Classic misunderstanding (transfer)

xiaoxiao2021-03-06  80

1. Nurses see the patient drinking wine in the ward, I will walk the small voice: "Be careful!" The patient smiled: "Little Baby."

2. A farmer invites veterinarians to give pigs, veterinarians say: It seems to be manualized. The farmer hesitated for a long time, and the courage to say: The line is line, I am afraid that it bite me.

3. There is a big man who saw a man who was about to get off at the bus, and he quickly said to the man: Comrade, your smoke! Men anger: You are getting out!

4. A man in toilet secrets, suddenly seeing one person, turning into, in an instant wind and rain. "My buddy, I really envy you, so fast." "Envy, no pants"

5. A company recruited, the English name of the next girl's girl is "Spring". The Secretary wants to take the opportunity to find your own English level, shout: hi! That is called "Spring", I am turned to you!

6. On the bus, the pregnant woman standing next to the strange man said: You don't know if I am pregnant? I saw a man very nervous: But the child is not mine!

7. Is there a military in the army?

Army: Yes, there is no military discipline! People: Really! Do you want to pay?

Army: What is the money? Our military discipline is transmitted by the above.

8. A man's anger rushing into a unit, shouted: Is it an animal protection association? Staff: Yes, who is it bullied?

9. Farmers: I often feel cold after I got it at night. Doctor: I have passed, at the time, I will hold my wife, it will warm.

Farmer: This method is good, but when is your wife convenient?

10. The prisoner asked the death row sitting on the electric chair before the prison: Do you have any requirements?

Death row: I just hope that when you are punishment, I can hold my hand, let me have a good one.

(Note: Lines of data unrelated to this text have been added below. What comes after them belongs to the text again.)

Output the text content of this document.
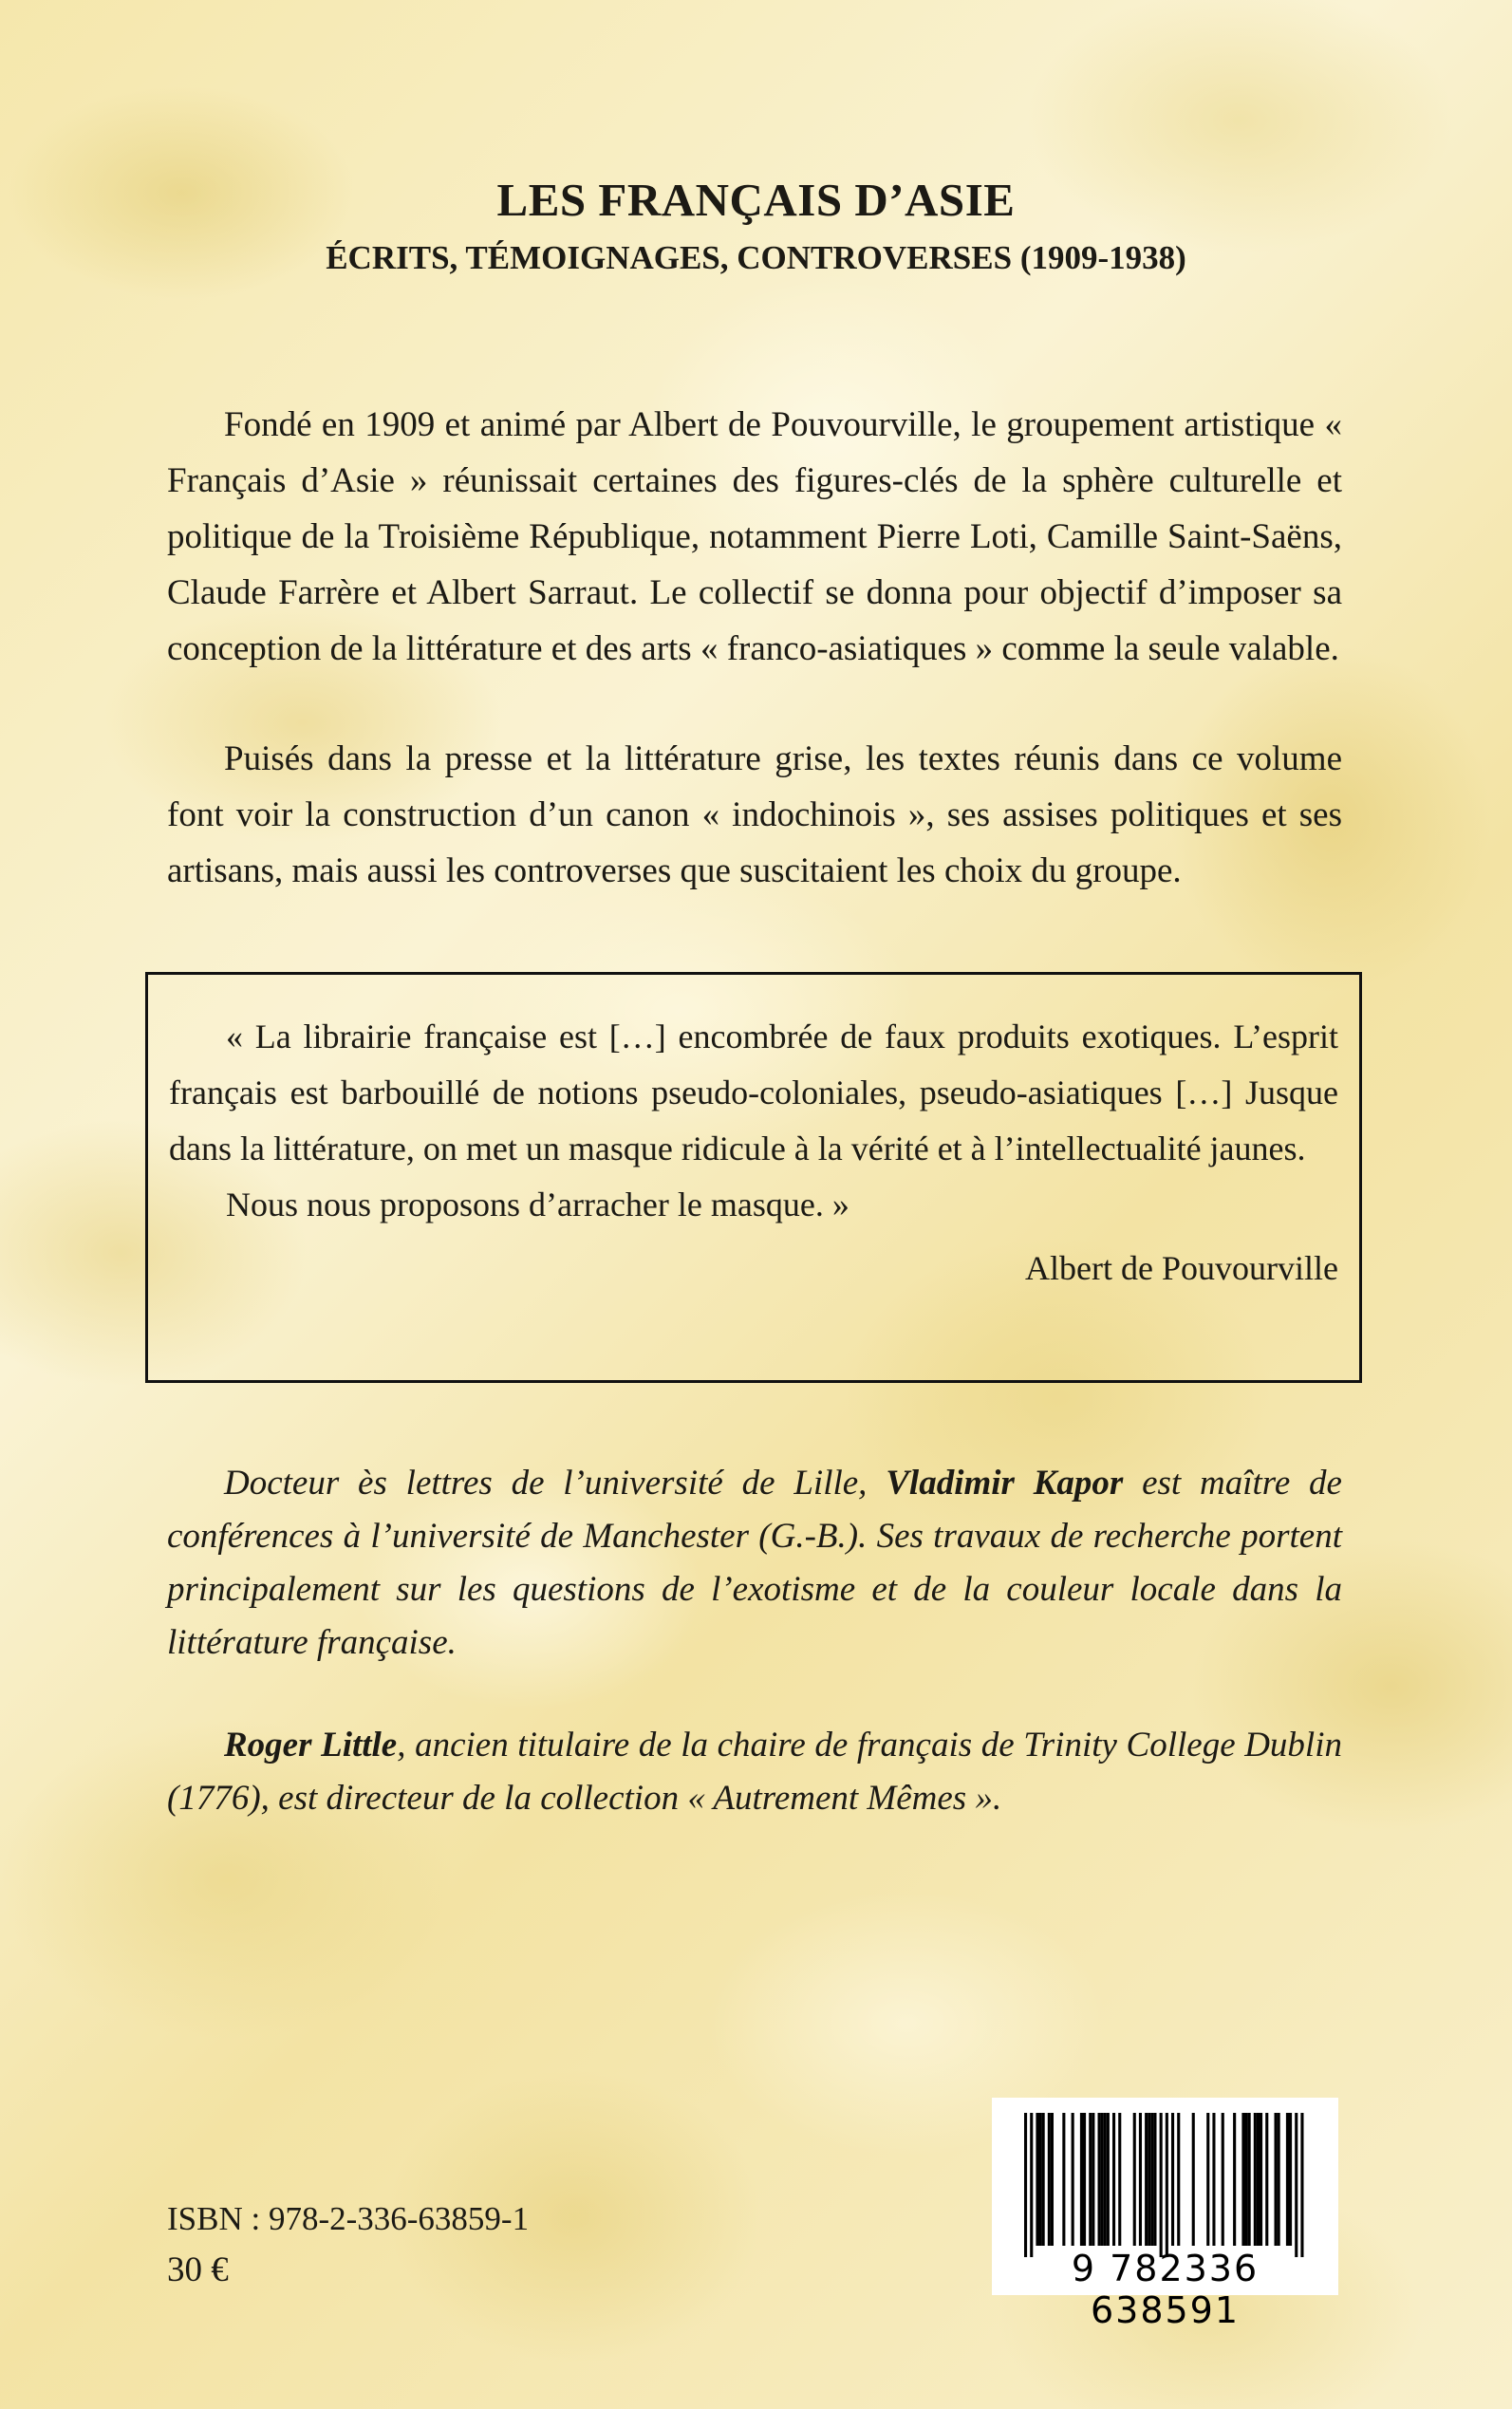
LES FRANÇAIS D’ASIE
ÉCRITS, TÉMOIGNAGES, CONTROVERSES (1909-1938)

Fondé en 1909 et animé par Albert de Pouvourville, le groupement artistique « Français d’Asie » réunissait certaines des figures-clés de la sphère culturelle et politique de la Troisième République, notamment Pierre Loti, Camille Saint-Saëns, Claude Farrère et Albert Sarraut. Le collectif se donna pour objectif d’imposer sa conception de la littérature et des arts « franco-asiatiques » comme la seule valable.

Puisés dans la presse et la littérature grise, les textes réunis dans ce volume font voir la construction d’un canon « indochinois », ses assises politiques et ses artisans, mais aussi les controverses que suscitaient les choix du groupe.

« La librairie française est […] encombrée de faux produits exotiques. L’esprit français est barbouillé de notions pseudo-coloniales, pseudo-asiatiques […] Jusque dans la littérature, on met un masque ridicule à la vérité et à l’intellectualité jaunes.

Nous nous proposons d’arracher le masque. »

Albert de Pouvourville

Docteur ès lettres de l’université de Lille, Vladimir Kapor est maître de conférences à l’université de Manchester (G.-B.). Ses travaux de recherche portent principalement sur les questions de l’exotisme et de la couleur locale dans la littérature française.

Roger Little, ancien titulaire de la chaire de français de Trinity College Dublin (1776), est directeur de la collection « Autrement Mêmes ».

ISBN : 978-2-336-63859-1
30 €	9 782336 638591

11. Female secretary: "Boss, your wife came to the phone, she said that I want to kiss you in the phone." Boss: "You will pick it up for me, I will give it to me."

12. A Hu shaved the bald head, touched the brother with the bedroom: "The meat is like my girlfriend butt." A fat did not consciously touched: "Don't say, it's really like"

13. Sell melon vendors: "Come and eat watermelon, don't want money!" Hunghetuan passerby: "Wow! Too good, boss, come to not be displete."

14. Mrs. Wang pregnant with the tires and showed off from the neighbors of the neighborhood, saying that the tetora is not easy, and an average of 60,000 times will eventually occur. Mr. Li is very amazed: Do you still have time to do housework?

15. Pastor: Who is there at the birthday today? Tom is happy. Pastor: Very good, after the end of the week, please blow these candles!

16. The child is considering the issue of "genetic and environment". Mother plus talk: This problem is very simple, everyone knows if the child is like a father, it is genetics; like a neighbor, that is the environment.

17. Herrushchiff visited the farm, and the reporter took a photo of his pork circle and pig. I saw the newspaper next time: I have a post next to: The third is comrades with Herrushham.

18. Two US middle-aged people have a heartbead in the street. One of them is very excited: friends, Vietnam, 1969! The other refers to the body: friends, banana skin, 20 feet! 19. The woman said: Why do you look so old? Male said: If you like the renminbi, will it care which year is released?